Im Herzen jung geblieben

„Unsere Oma ist die beste auf der Welt“, sagen die Enkel von Franziska Laurer, die mit vielen Gratulanten ihren 80. feierte.

Die Achtzigerin Fanni Laurer (vorne mit Blumen), der man das hohe Alter nicht ansieht, mit ihrem Mann, ihrer Schwester Hilde, den vier Söhnen, zwei Schwiegertöchtern, Enkelkindern und Vereinsvertreterinnen Foto: kbi
Die Achtzigerin Fanni Laurer (vorne mit Blumen), der man das hohe Alter nicht ansieht, mit ihrem Mann, ihrer Schwester Hilde, den vier Söhnen, zwei Schwiegertöchtern, Enkelkindern und Vereinsvertreterinnen Foto: kbi

Eschlkam.Mit großem Bahnhof hat die „Laurer Fanni“ – Franziska Laurer – vor kurzem mit ihrer großen Familie, ihren Freundinnen und Vereinsabordnungen ihren 80. Geburtstag in der „Hofstub’n“ gefeiert. Obwohl das „Geburtstagskind“ schon schwer krank war, hat es sich die Lebensfreude nicht nehmen lassen. Dass es der Jubilarin wieder gut geht, dafür sei sie dem Herrgott unendlich dankbar, sagt sie. Dazu ist die Fanni im Herzen jung geblieben, ist überall gerne gesehen, wird von ihrer Familie geliebt und gebraucht.

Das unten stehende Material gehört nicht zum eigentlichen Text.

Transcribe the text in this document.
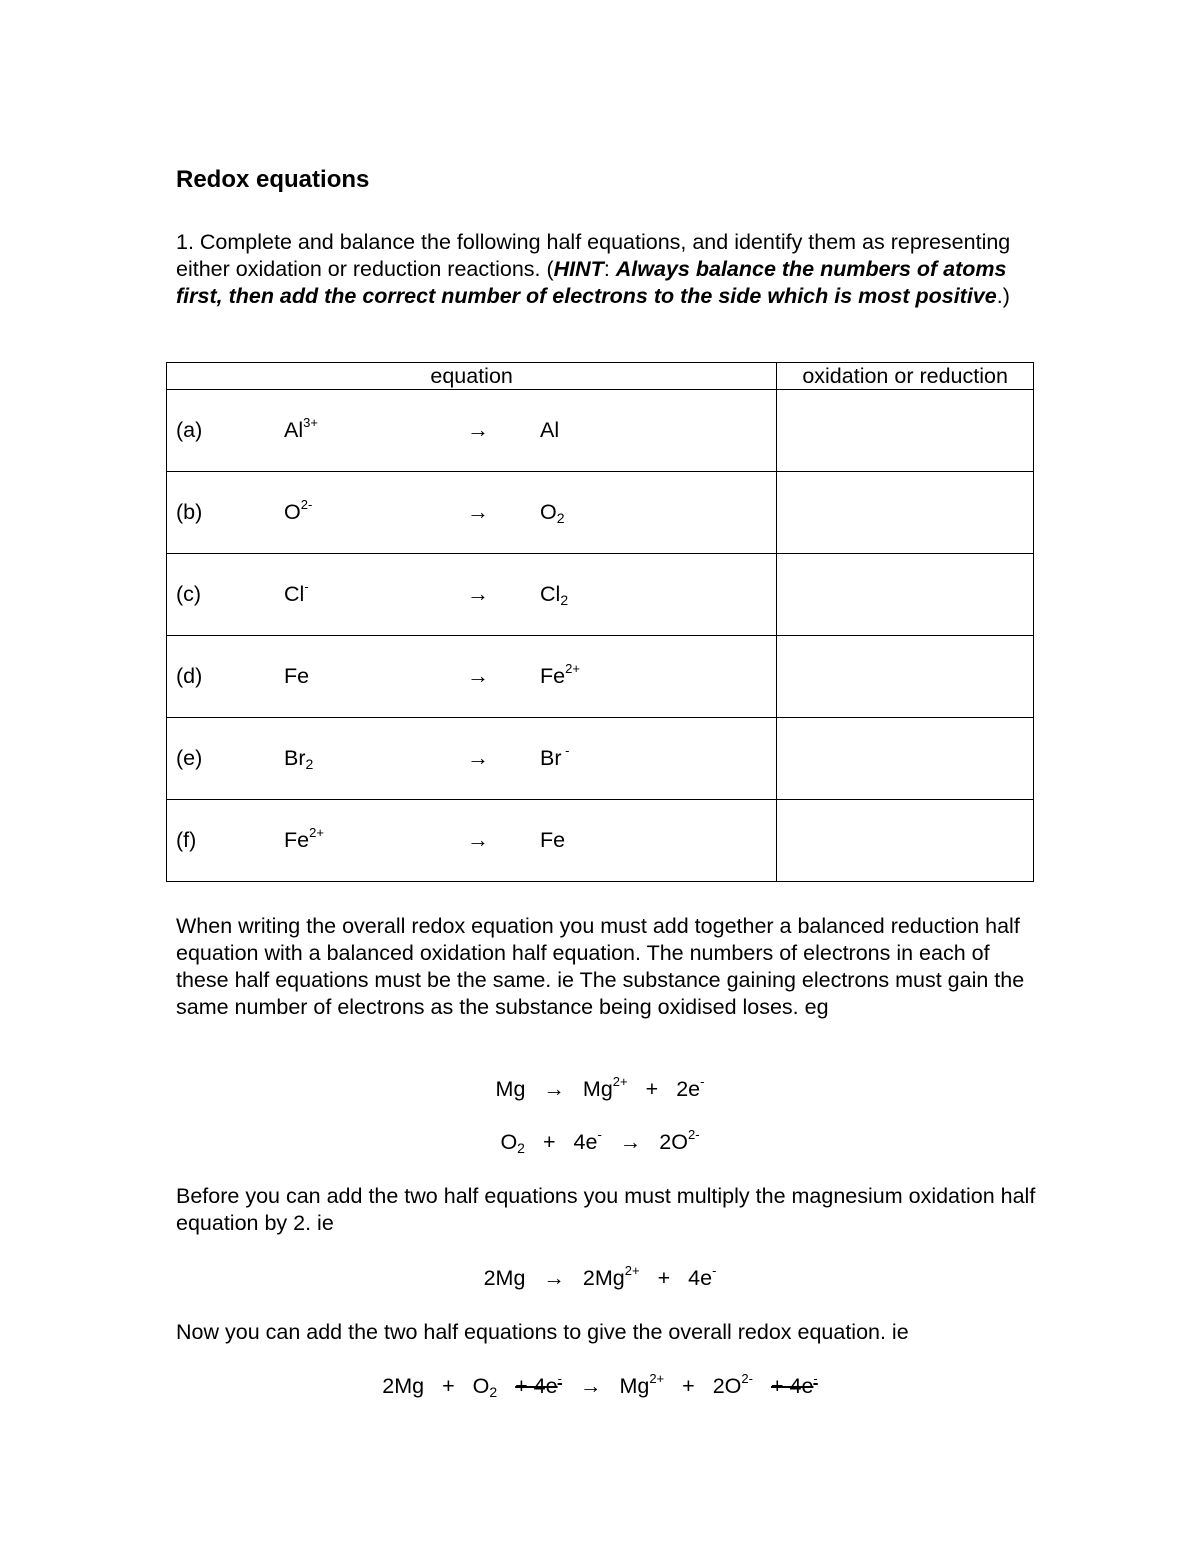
Redox equations

1. Complete and balance the following half equations, and identify them as representing either oxidation or reduction reactions. (HINT: Always balance the numbers of atoms first, then add the correct number of electrons to the side which is most positive.)

equation	oxidation or reduction

(a) $Al^{3+} \to Al$	

(b) $O^{2-} \to O_2$

(c) $Cl^- \to Cl_2$

(d) $Fe \to Fe^{2+}$

(e) $Br_2 \to Br$ -

(f) $Fe^{2+} \to Fe$	

When writing the overall redox equation you must add together a balanced reduction half equation with a balanced oxidation half equation. The numbers of electrons in each of these half equations must be the same. ie The substance gaining electrons must gain the same number of electrons as the substance being oxidised loses. eg

$Mg \to Mg^{2+} + 2e^-$
$O_2 + 4e^- \to 2O^{2-}$

Before you can add the two half equations you must multiply the magnesium oxidation half equation by 2. ie

$2Mg \to 2Mg^{2+} + 4e^-$

Now you can add the two half equations to give the overall redox equation. ie

$2Mg + O_2 + 4e^- \to Mg^{2+} + 2O^{2-} + 4e^-$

Fanni kam im Böhmerwald, in Schneiderhof, zur Welt. Sie ging mit ihrer Schwester zur Schule, dann kam die Aussiedelung. In Tretting fand die Familie eine Bleibe, zog später nach Arnschwang. Fanni absolvierte die Realschule und arbeitete im Büro. Sie heiratete Ludwig Laurer, kam so nach Stachesried und schenkte vier Söhnen das Leben. Heute sind ihre Enkel ihr ganzer Stolz, für die sie „die beste Oma der Welt“ ist. Mit ihrem Mann bewirtschaftete sie die Landwirtschaft, die sie dann verpachteten. Dazu reist das „Geburtstagskind“ gerne mit Freundinnen, sie war schon in Amerika, Thailand und in vielen Ländern mehr.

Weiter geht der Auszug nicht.